Knowledge of anatomy and function of the pelvic floor and the existence of its rehabilitation is often insufficient in pregnant women. Among the nulliparous pregnant women interviewed in the study by Tonneau et al., 61% had little knowledge of the perineum and its three orifices (urinary meatus, vaginal orifice, and anus). Pregnant women tended to use their own words and rarely used the word “perineum” which remains a medical term [24], and Neels et al. report that 51% of pregnant women did not receive any information [25].

The French National Authority for Health (HAS) has recommended that women be informed about their intimate anatomy using simple anatomical charts [26]. The use of other visual tools, such as 3D models, would help women to better understand this poorly localized and biomechanically misunderstood pelvic-perineal sphere [25]; and it could also help them to prevent or treat UI during pregnancy with exercises.

A Cochrane review concluded that pelvic floor muscle exercises are effective for primary and secondary prevention of UI in pregnant women and also in the postpartum period, although at present there is insufficient evidence to identify the best treatment modalities [27].

NICE guidelines recommend pelvic floor muscle exercises for women from their first pregnancy, recommendations also issued by the HAS in July 2019. These exercises result in a 50% reduction in antenatal urinary incontinence and 35% reduction in postpartum urinary incontinence [28].

According to Cestaro, birth and parenthood preparation could be an interesting alternative. In her study, 47.5% of pregnant women took part in these sessions [29]. This is in contrast to our study where only 8.7% of pregnant women benefited from these obstetrical gymnastics. However, 56.7% of the pregnant women in our series had already heard of it.

This information should be given during prenatal consultations by health professionals during childbirth preparation sessions.
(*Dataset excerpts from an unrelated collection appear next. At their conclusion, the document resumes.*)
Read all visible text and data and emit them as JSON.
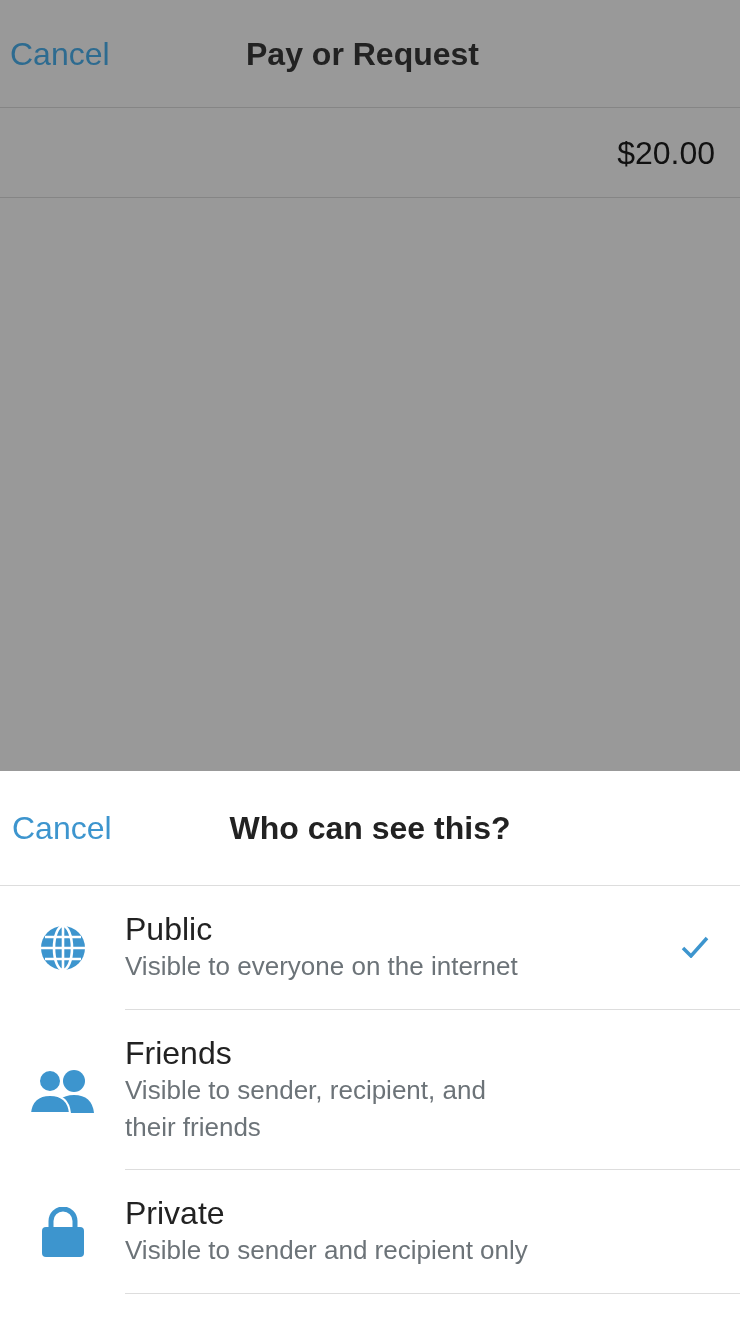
{
  "background_screen": {
    "cancel": "Cancel",
    "title": "Pay or Request",
    "amount": "$20.00"
  },
  "sheet": {
    "cancel": "Cancel",
    "title": "Who can see this?",
    "options": [
      {
        "kind": "globe",
        "label": "Public",
        "description": "Visible to everyone on the internet",
        "selected": true
      },
      {
        "kind": "people",
        "label": "Friends",
        "description": "Visible to sender, recipient, and their friends",
        "selected": false
      },
      {
        "kind": "lock",
        "label": "Private",
        "description": "Visible to sender and recipient only",
        "selected": false
      }
    ]
  }
}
There are several sources of information according to the literature, the first being “health professionals” [22], followed by magazines, books, media, Internet, friends, and family [22, 24, 25].

Conclusion

Urinary incontinence was common in pregnant women in the first trimester of pregnancy with a predominance of urgency type over stress, regardless of parity. This population was more characterized by clinic table of bladder hyperactivity and micturition frequency that increases with the age of the pregnancy. Urinary incontinence was hardly discussed by health professional during prenatal consultations and pregnant women also hardly consulted for this condition. The majority of them had insufficient knowledge of the perineum, its rehabilitation, and gymnastics during pregnancy.